General: Perennial herb from a fibrous-rooted, woody stem-base or rhizome; stems erect, solitary or few, branched above, glabrous to sparsely short-hairy above, 0.2-1.5 m tall.
Leaves: Basal leaves triangular to heart-shaped, squared-off at the base; strongly toothed, stalked, 2.5-10 cm long including the stalks, 0.4-4.5 cm wide, hairless except for short hairs on the veins beneath, sometimes deciduous by flowering time; stem leaves similar, larger, 2.5-25 cm long, 0.4-8.5 cm wide, gradually reduced upwards, becoming unstalked.
Flowers: Heads with ray and disk flowers, few to more often numerous on sparsely hairy stalks in a short, flat-topped inflorescence; involucres 7-12 mm tall; involucral bracts lanceolate, conspicuously black-tipped, sometimes also sparsely hairy or rarely with inconspicuous unstalked glands at the tips; bracteoles conspicuous, black-tipped, hairy; ray fowers yellow, mostly 7-14 mm long; disk flowers yellow.
Fruits: Achenes oblong, faintly ribbed, glabrous; pappus of white hairlike bristles.
Moist to mesic meadows, streambanks, avalanche tracks and forest openings from the lowland to lower alpine zones; common throughout BC; N to S AK, S YT and SW NT, E to SK and S to NM and CA.

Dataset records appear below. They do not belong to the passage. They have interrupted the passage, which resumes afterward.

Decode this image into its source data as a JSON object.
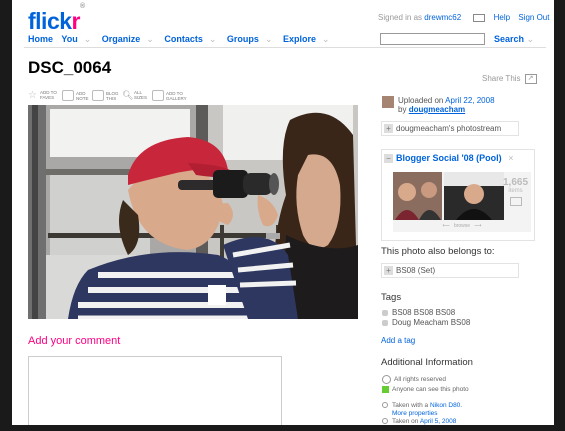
{
  "header": {
    "logo_main": "flick",
    "logo_r": "r",
    "logo_tm": "®",
    "signed_in_prefix": "Signed in as",
    "username": "drewmc62",
    "help": "Help",
    "sign_out": "Sign Out",
    "search_label": "Search",
    "search_value": ""
  },
  "nav": [
    {
      "label": "Home"
    },
    {
      "label": "You"
    },
    {
      "label": "Organize"
    },
    {
      "label": "Contacts"
    },
    {
      "label": "Groups"
    },
    {
      "label": "Explore"
    }
  ],
  "photo": {
    "title": "DSC_0064",
    "share_this": "Share This"
  },
  "toolbar": [
    {
      "label": "ADD TO FAVES",
      "icon": "star-icon"
    },
    {
      "label": "ADD NOTE",
      "icon": "note-icon"
    },
    {
      "label": "BLOG THIS",
      "icon": "blog-icon"
    },
    {
      "label": "ALL SIZES",
      "icon": "magnifier-icon"
    },
    {
      "label": "ADD TO GALLERY",
      "icon": "gallery-icon"
    }
  ],
  "comment": {
    "heading": "Add your comment"
  },
  "sidebar": {
    "uploaded_prefix": "Uploaded on",
    "uploaded_date": "April 22, 2008",
    "by_prefix": "by",
    "owner": "dougmeacham",
    "photostream": "dougmeacham's photostream",
    "pool_name": "Blogger Social '08 (Pool)",
    "pool_count": "1,665",
    "pool_count_unit": "items",
    "browse": "browse",
    "belongs_heading": "This photo also belongs to:",
    "set_name": "BS08 (Set)",
    "tags_heading": "Tags",
    "tags": [
      "BS08 BS08 BS08",
      "Doug Meacham BS08"
    ],
    "add_tag": "Add a tag",
    "additional_heading": "Additional Information",
    "rights": "All rights reserved",
    "visibility": "Anyone can see this photo",
    "taken_with_prefix": "Taken with a",
    "camera": "Nikon D80.",
    "more_properties": "More properties",
    "taken_on_prefix": "Taken on",
    "taken_on_date": "April 5, 2008"
  },
  "colors": {
    "flickr_blue": "#0063dc",
    "flickr_pink": "#ff0084"
  }
}
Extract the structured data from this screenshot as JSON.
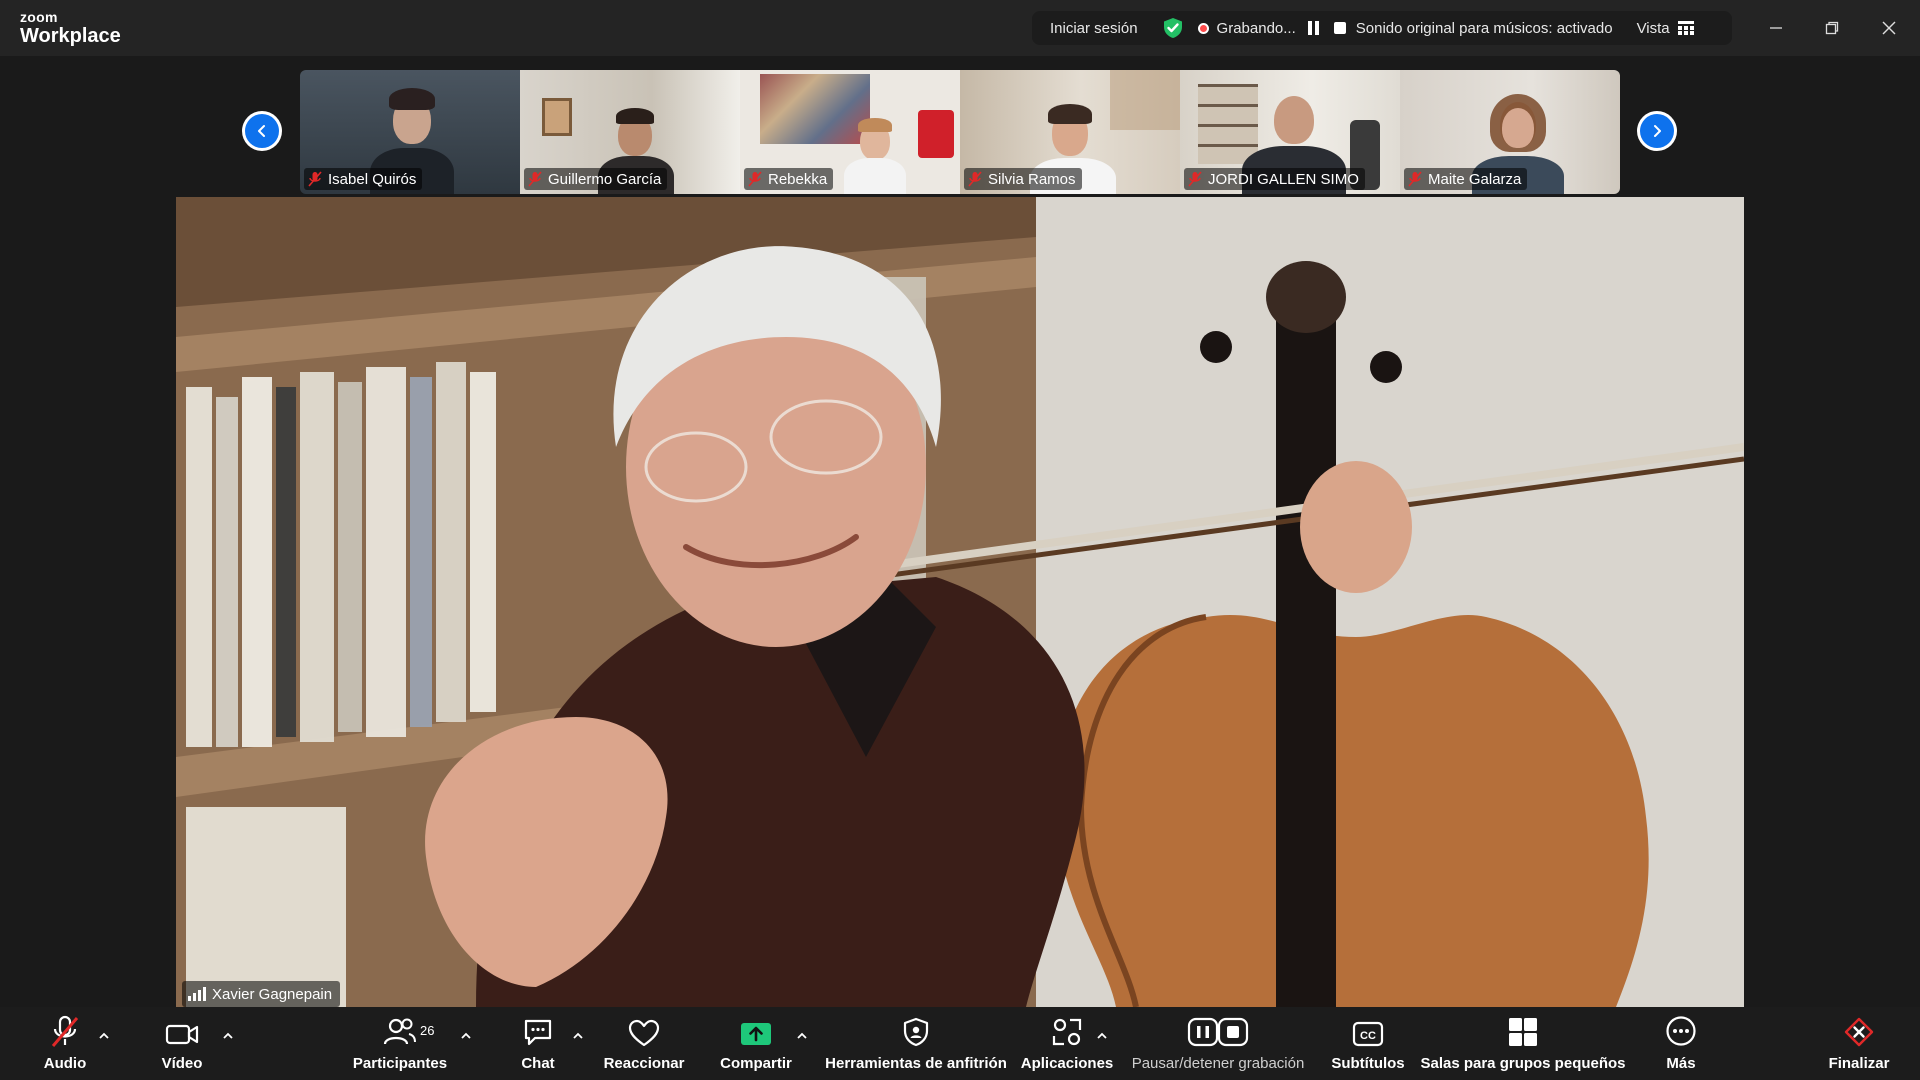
{
  "app": {
    "brand_small": "zoom",
    "brand_large": "Workplace"
  },
  "status": {
    "signin_label": "Iniciar sesión",
    "recording_label": "Grabando...",
    "original_sound_label": "Sonido original para músicos: activado",
    "view_label": "Vista"
  },
  "gallery": {
    "participants": [
      {
        "name": "Isabel Quirós",
        "muted": true
      },
      {
        "name": "Guillermo García",
        "muted": true
      },
      {
        "name": "Rebekka",
        "muted": true
      },
      {
        "name": "Silvia Ramos",
        "muted": true
      },
      {
        "name": "JORDI GALLEN SIMO",
        "muted": true
      },
      {
        "name": "Maite Galarza",
        "muted": true
      }
    ]
  },
  "speaker": {
    "name": "Xavier Gagnepain"
  },
  "toolbar": {
    "audio_label": "Audio",
    "video_label": "Vídeo",
    "participants_label": "Participantes",
    "participants_count": "26",
    "chat_label": "Chat",
    "react_label": "Reaccionar",
    "share_label": "Compartir",
    "host_tools_label": "Herramientas de anfitrión",
    "apps_label": "Aplicaciones",
    "pause_rec_label": "Pausar/detener grabación",
    "captions_label": "Subtítulos",
    "breakout_label": "Salas para grupos pequeños",
    "more_label": "Más",
    "end_label": "Finalizar"
  },
  "colors": {
    "accent_blue": "#0e72ed",
    "share_green": "#1ec77a",
    "end_red": "#e02828",
    "muted_red": "#e02828"
  }
}
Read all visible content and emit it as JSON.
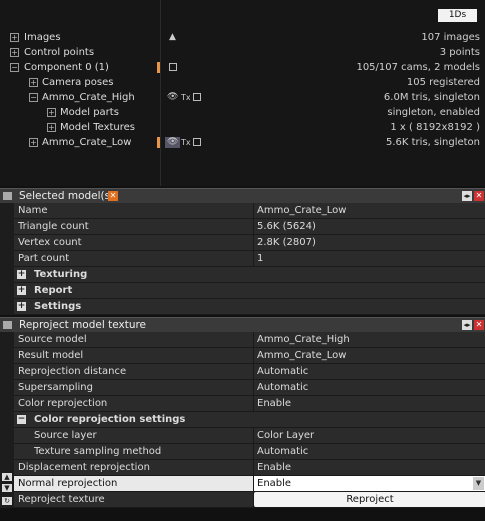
{
  "header": {
    "badge": "1Ds"
  },
  "tree": [
    {
      "label": "Images",
      "value": "107 images",
      "icon": "warning-icon"
    },
    {
      "label": "Control points",
      "value": "3 points"
    },
    {
      "label": "Component 0 (1)",
      "value": "105/107 cams, 2 models"
    },
    {
      "label": "Camera poses",
      "value": "105 registered"
    },
    {
      "label": "Ammo_Crate_High",
      "value": "6.0M tris, singleton"
    },
    {
      "label": "Model parts",
      "value": "singleton, enabled"
    },
    {
      "label": "Model Textures",
      "value": "1 x ( 8192x8192 )"
    },
    {
      "label": "Ammo_Crate_Low",
      "value": "5.6K tris, singleton"
    }
  ],
  "tex_glyph": "Tx",
  "selected_model": {
    "title": "Selected model(s)",
    "rows": [
      {
        "key": "Name",
        "value": "Ammo_Crate_Low"
      },
      {
        "key": "Triangle count",
        "value": "5.6K (5624)"
      },
      {
        "key": "Vertex count",
        "value": "2.8K (2807)"
      },
      {
        "key": "Part count",
        "value": "1"
      }
    ],
    "sections": [
      "Texturing",
      "Report",
      "Settings"
    ]
  },
  "reproject": {
    "title": "Reproject model texture",
    "rows": [
      {
        "key": "Source model",
        "value": "Ammo_Crate_High"
      },
      {
        "key": "Result model",
        "value": "Ammo_Crate_Low"
      },
      {
        "key": "Reprojection distance",
        "value": "Automatic"
      },
      {
        "key": "Supersampling",
        "value": "Automatic"
      },
      {
        "key": "Color reprojection",
        "value": "Enable"
      }
    ],
    "color_section": "Color reprojection settings",
    "color_rows": [
      {
        "key": "Source layer",
        "value": "Color Layer"
      },
      {
        "key": "Texture sampling method",
        "value": "Automatic"
      }
    ],
    "rows2": [
      {
        "key": "Displacement reprojection",
        "value": "Enable"
      },
      {
        "key": "Normal reprojection",
        "value": "Enable"
      }
    ],
    "action": {
      "key": "Reproject texture",
      "button": "Reproject"
    }
  }
}
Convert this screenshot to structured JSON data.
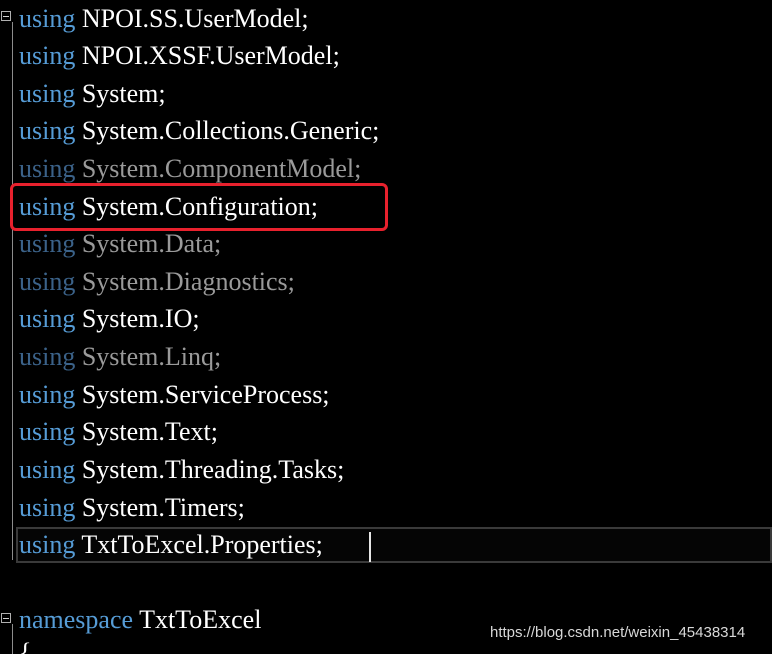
{
  "editor": {
    "using_lines": [
      {
        "keyword": "using",
        "namespace": "NPOI.SS.UserModel;",
        "dimmed": false
      },
      {
        "keyword": "using",
        "namespace": "NPOI.XSSF.UserModel;",
        "dimmed": false
      },
      {
        "keyword": "using",
        "namespace": "System;",
        "dimmed": false
      },
      {
        "keyword": "using",
        "namespace": "System.Collections.Generic;",
        "dimmed": false
      },
      {
        "keyword": "using",
        "namespace": "System.ComponentModel;",
        "dimmed": true
      },
      {
        "keyword": "using",
        "namespace": "System.Configuration;",
        "dimmed": false
      },
      {
        "keyword": "using",
        "namespace": "System.Data;",
        "dimmed": true
      },
      {
        "keyword": "using",
        "namespace": "System.Diagnostics;",
        "dimmed": true
      },
      {
        "keyword": "using",
        "namespace": "System.IO;",
        "dimmed": false
      },
      {
        "keyword": "using",
        "namespace": "System.Linq;",
        "dimmed": true
      },
      {
        "keyword": "using",
        "namespace": "System.ServiceProcess;",
        "dimmed": false
      },
      {
        "keyword": "using",
        "namespace": "System.Text;",
        "dimmed": false
      },
      {
        "keyword": "using",
        "namespace": "System.Threading.Tasks;",
        "dimmed": false
      },
      {
        "keyword": "using",
        "namespace": "System.Timers;",
        "dimmed": false
      },
      {
        "keyword": "using",
        "namespace": "TxtToExcel.Properties;",
        "dimmed": false
      }
    ],
    "namespace_line": {
      "keyword": "namespace",
      "name": "TxtToExcel"
    },
    "open_brace": "{"
  },
  "colors": {
    "background": "#000000",
    "keyword": "#569cd6",
    "identifier": "#ffffff",
    "highlight_box": "#e8212d"
  },
  "watermark": "https://blog.csdn.net/weixin_45438314"
}
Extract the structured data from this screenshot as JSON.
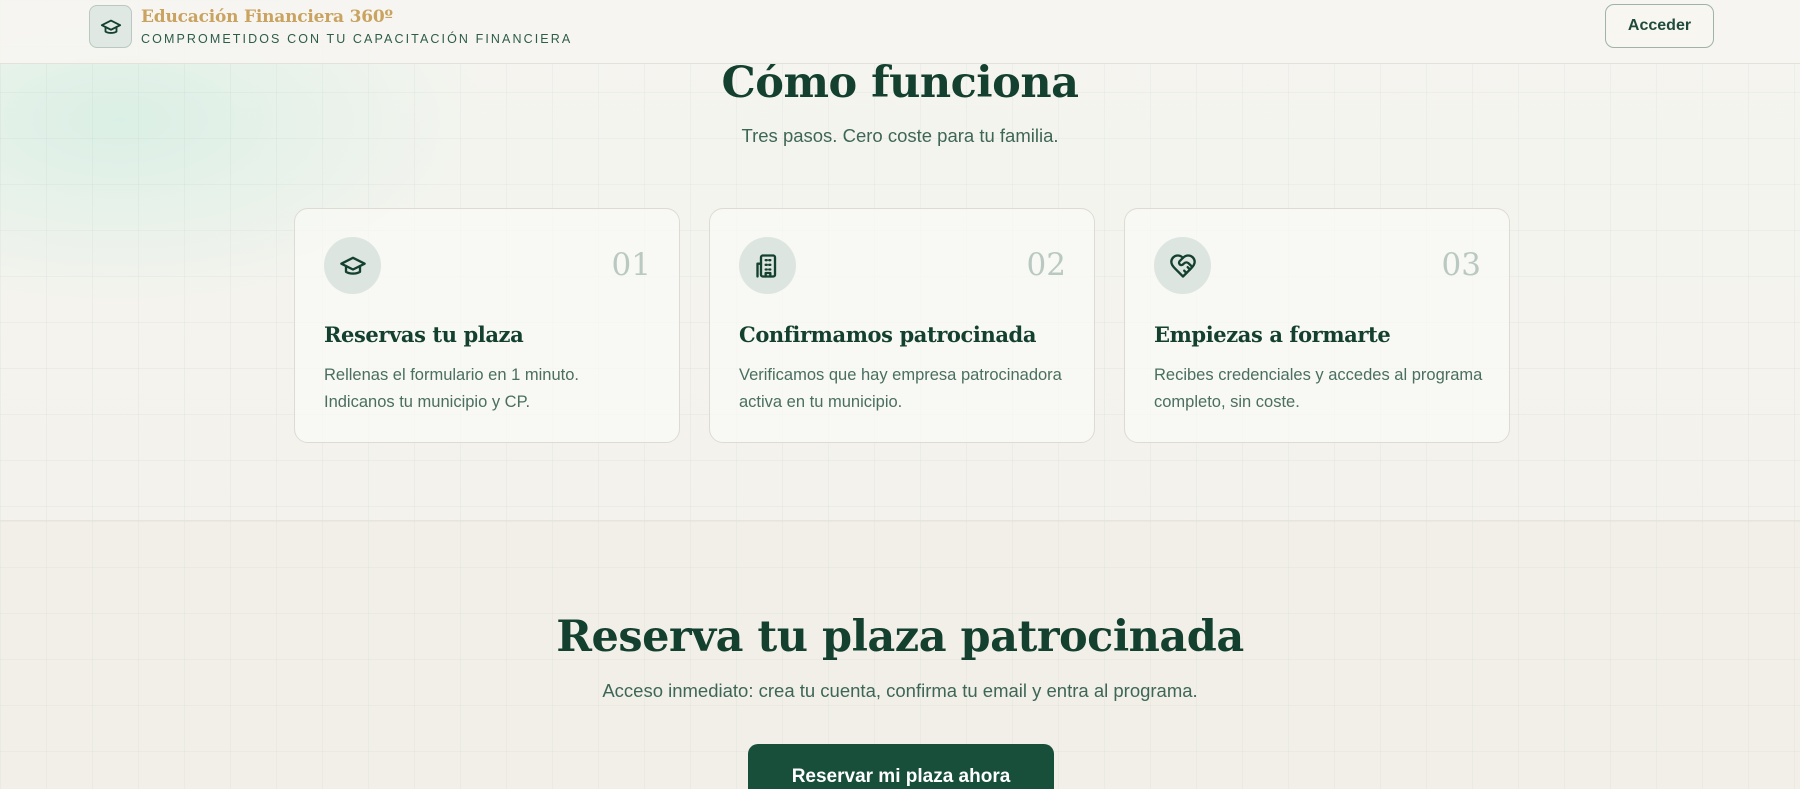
{
  "header": {
    "brand_title": "Educación Financiera 360º",
    "brand_subtitle": "COMPROMETIDOS CON TU CAPACITACIÓN FINANCIERA",
    "login_label": "Acceder",
    "logo_icon": "graduation-cap-icon"
  },
  "how_it_works": {
    "title": "Cómo funciona",
    "subtitle": "Tres pasos. Cero coste para tu familia.",
    "steps": [
      {
        "number": "01",
        "icon": "graduation-cap-icon",
        "title": "Reservas tu plaza",
        "text": "Rellenas el formulario en 1 minuto. Indicanos tu municipio y CP."
      },
      {
        "number": "02",
        "icon": "building-icon",
        "title": "Confirmamos patrocinada",
        "text": "Verificamos que hay empresa patrocinadora activa en tu municipio."
      },
      {
        "number": "03",
        "icon": "heart-handshake-icon",
        "title": "Empiezas a formarte",
        "text": "Recibes credenciales y accedes al programa completo, sin coste."
      }
    ]
  },
  "reserve": {
    "title": "Reserva tu plaza patrocinada",
    "subtitle": "Acceso inmediato: crea tu cuenta, confirma tu email y entra al programa.",
    "cta_label": "Reservar mi plaza ahora"
  },
  "colors": {
    "primary": "#174f3b",
    "gold": "#c9a35f",
    "background": "#f4f2ec"
  }
}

The table below shows the species-specific information calculated from original data (BEC database) provided by the BC Ministry of Forests and Range. (Updated August, 2013)
A shade-tolerant to very shade-intolerant, montane to alpine, Western North American forb distributed equally in the Pacific and Cordilleran regions. Occurs on very moist to wet, nitrogen-rich soils within alpine tundra, boreal. cool temperate, and cool mesothermal climates; its occurrence increases with precipitation. Scattered to plentiful in meadowlike communities and the herbaceous understory of open-canopy forests on water-receiving and water-collecting sites. A nitrophytic species characteristic of Moder and Mull humus forms.